Last evening I introduced students in my systems studio class to their final project for the semester. The project has them designing an intervention to help individuals with their financial health. I must call it an “intervention” because I’ve been trying to steer the students away from thinking about the things they’re making as manifesting exclusively through screens.

It’s a challenge. Designing at a systemic level calls for thinking abstractly, and looking at the entire ecosystem one is designing for. However, systemic change happens as a result of concrete interventions: Something must serve as the catalyst for change, and that something must be made tangible somehow. Given how much time we spend interacting with and through screens, it’s natural to immediately gravitate towards solutions that involve software experienced through (especially) mobile app screens.
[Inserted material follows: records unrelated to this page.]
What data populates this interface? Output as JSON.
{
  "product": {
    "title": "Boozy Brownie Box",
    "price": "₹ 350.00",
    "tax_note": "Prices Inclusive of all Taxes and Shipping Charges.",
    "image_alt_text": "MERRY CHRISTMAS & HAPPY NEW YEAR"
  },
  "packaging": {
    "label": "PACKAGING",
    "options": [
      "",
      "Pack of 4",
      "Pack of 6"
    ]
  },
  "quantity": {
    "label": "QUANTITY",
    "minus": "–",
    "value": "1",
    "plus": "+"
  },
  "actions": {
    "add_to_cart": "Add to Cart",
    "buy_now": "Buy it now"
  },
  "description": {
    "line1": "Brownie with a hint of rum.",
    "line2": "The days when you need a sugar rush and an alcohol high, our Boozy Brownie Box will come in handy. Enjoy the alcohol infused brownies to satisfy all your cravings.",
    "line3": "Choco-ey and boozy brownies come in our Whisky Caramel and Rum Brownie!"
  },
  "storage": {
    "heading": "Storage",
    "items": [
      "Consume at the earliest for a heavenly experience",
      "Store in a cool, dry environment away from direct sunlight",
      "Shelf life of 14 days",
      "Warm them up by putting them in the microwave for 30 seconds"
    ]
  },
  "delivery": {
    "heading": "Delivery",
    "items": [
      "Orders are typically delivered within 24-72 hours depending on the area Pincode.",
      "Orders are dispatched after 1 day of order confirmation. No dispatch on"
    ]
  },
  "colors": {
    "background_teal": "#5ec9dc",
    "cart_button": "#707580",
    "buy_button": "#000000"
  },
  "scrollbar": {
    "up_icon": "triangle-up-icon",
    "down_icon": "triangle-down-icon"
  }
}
While software can be incredibly powerful, to think exclusively about the objects of interaction design as screen-based experiences is to limit ourselves unnecessarily. Our bodies and the world they inhabit are incredibly rich; screen-based experiences collapse that richness into relatively small windows that concentrate everything into what you can experience through a small glass rectangle.

We have so many more possibilities to choose from! What if the object of design were a new ritual? Or how about language? (“Create a new way of talking about the domain that opens up new possibilities.”) And of course, service design offers a broad range of possible interventions well beyond what can happen through screens.

Of course, I’m not opposed to screen-based interventions. The problem is that we’re so used to them that students run the risk of 1) immediately gravitating towards cliched solutions, and/or 2) not thinking about the problem as a systemic design challenge, thinking instead that they’re working on an “app” (something they’re more familiar — and therefore, more comfortable with.) I’m hoping that nudging them to think beyond the screens can help them think more systemically and propose more interesting (and fresh) solutions.